It’s the sound of the hero’s fall in James Joyce’s hallucinatory behemoth Finnegans Wake. And in this case it is the sound of the passing away of Steve Jobs.

Visionary icon, co-founder of Apple, saviour returning from corporate banishment, a changer of the way we think and do things…it all reads like a veritable Heroes Journey.

Because it is.

As I wrote yesterday’s post word was spreading that legendary Apple co-founder and former CEO Steve Jobs had died. The post I was writing was on the death of the hero, the fifteen hundred year career of Western Europe’s warrior knights and kings having passed definitively, as interpreted by such artistic giants as James Joyce, Thomas Mann, Marcel Proust, Pablo Picasso, et all.

I wrote the post on an iPad 2, which then automatically transferred the writing to my home based MacBook Pro the minute I entered the house. There, I edited it, wirelessly scanned in a few images and with the invaluable help of WordPress posted it to the net.

Just as it has for hundreds of millions of people, Steve Jobs’ visionary magic has touched my life. At the very least, this blog wouldn’t exist without it. Never being a techy the simplest computer things often remained beyond my grasp until I made the switch to Apple. Sure, there is a premium, but the machines and gadgets work, plain and simple.

For us non-techies, the seamless meshing of software and hardware in the Apple environment is nothing short of miraculous. As I’ve begun to tell others: “Once you go Mac, you never go back!”

And now, the spirit of life manifested as Steve Jobs has passed beyond this mortal coil. As we all will one day.

However, some souls touch our lives–with their vision, with their courage, self-sacrifice, unflinching devotion to a cause, with their grace and humility of spirit.

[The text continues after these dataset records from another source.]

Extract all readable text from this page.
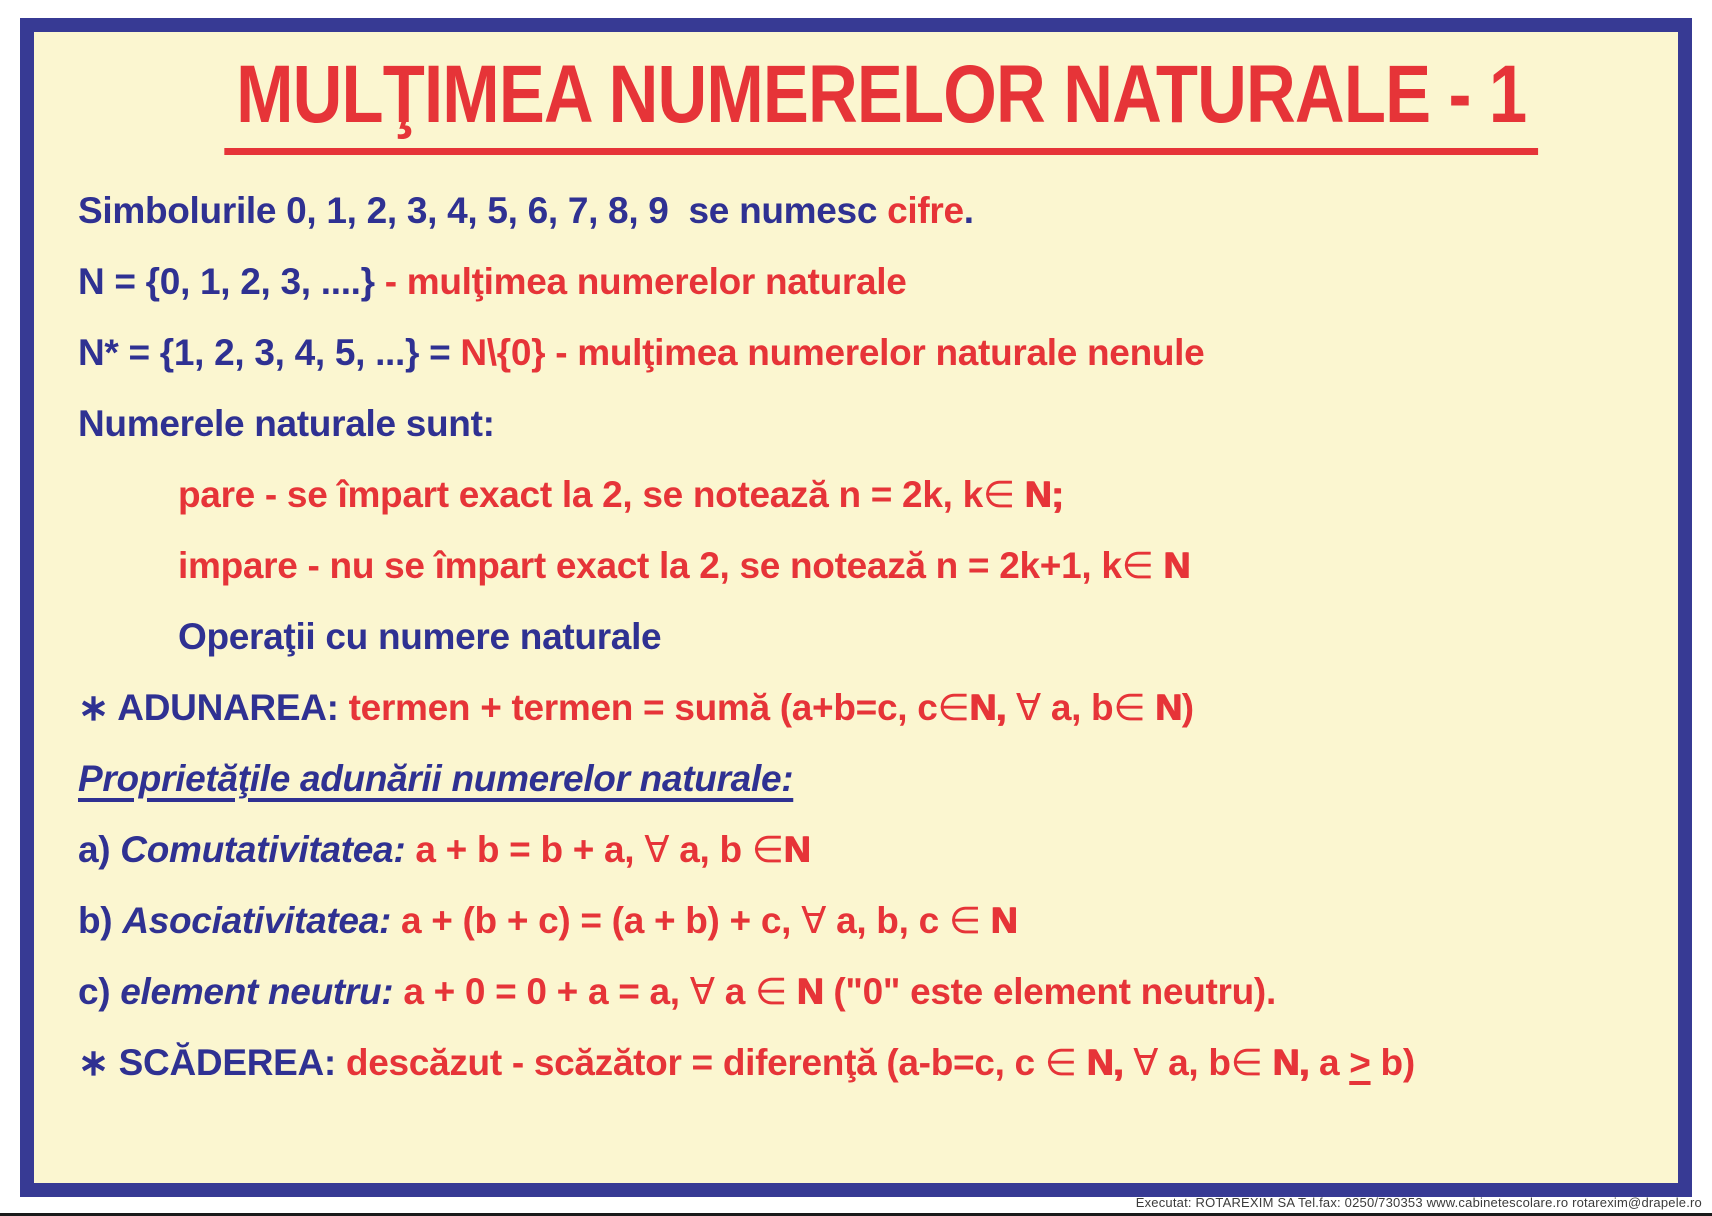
MULŢIMEA NUMERELOR NATURALE - 1
Simbolurile 0, 1, 2, 3, 4, 5, 6, 7, 8, 9  se numesc cifre.
N = {0, 1, 2, 3, ....} - mulţimea numerelor naturale
N* = {1, 2, 3, 4, 5, ...} = N\{0} - mulţimea numerelor naturale nenule
Numerele naturale sunt:
pare - se împart exact la 2, se notează n = 2k, k∈ N;
impare - nu se împart exact la 2, se notează n = 2k+1, k∈ N
Operaţii cu numere naturale
∗ ADUNAREA: termen + termen = sumă (a+b=c, c∈N, ∀ a, b∈ N)
Proprietăţile adunării numerelor naturale:
a) Comutativitatea: a + b = b + a, ∀ a, b ∈N
b) Asociativitatea: a + (b + c) = (a + b) + c, ∀ a, b, c ∈ N
c) element neutru: a + 0 = 0 + a = a, ∀ a ∈ N ("0" este element neutru).
∗ SCĂDEREA: descăzut - scăzător = diferenţă (a-b=c, c ∈ N, ∀ a, b∈ N, a > b)
Executat: ROTAREXIM SA Tel.fax: 0250/730353 www.cabinetescolare.ro rotarexim@drapele.ro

They are the heroes. They stand at the vanguard and face the challenges for us, they inspire and by their example draw out the very best in ourselves. They are the best in ourselves, and without them we would be lessened, less glorious.

Hence the spontaneous outpouring of sympathy and sorrow flowering across every land in the wake of the news. We have an instinctive affinity–a need and yearning–for heroes. Indeed, we are hardwired for them, and we experience their passing at the most profound level.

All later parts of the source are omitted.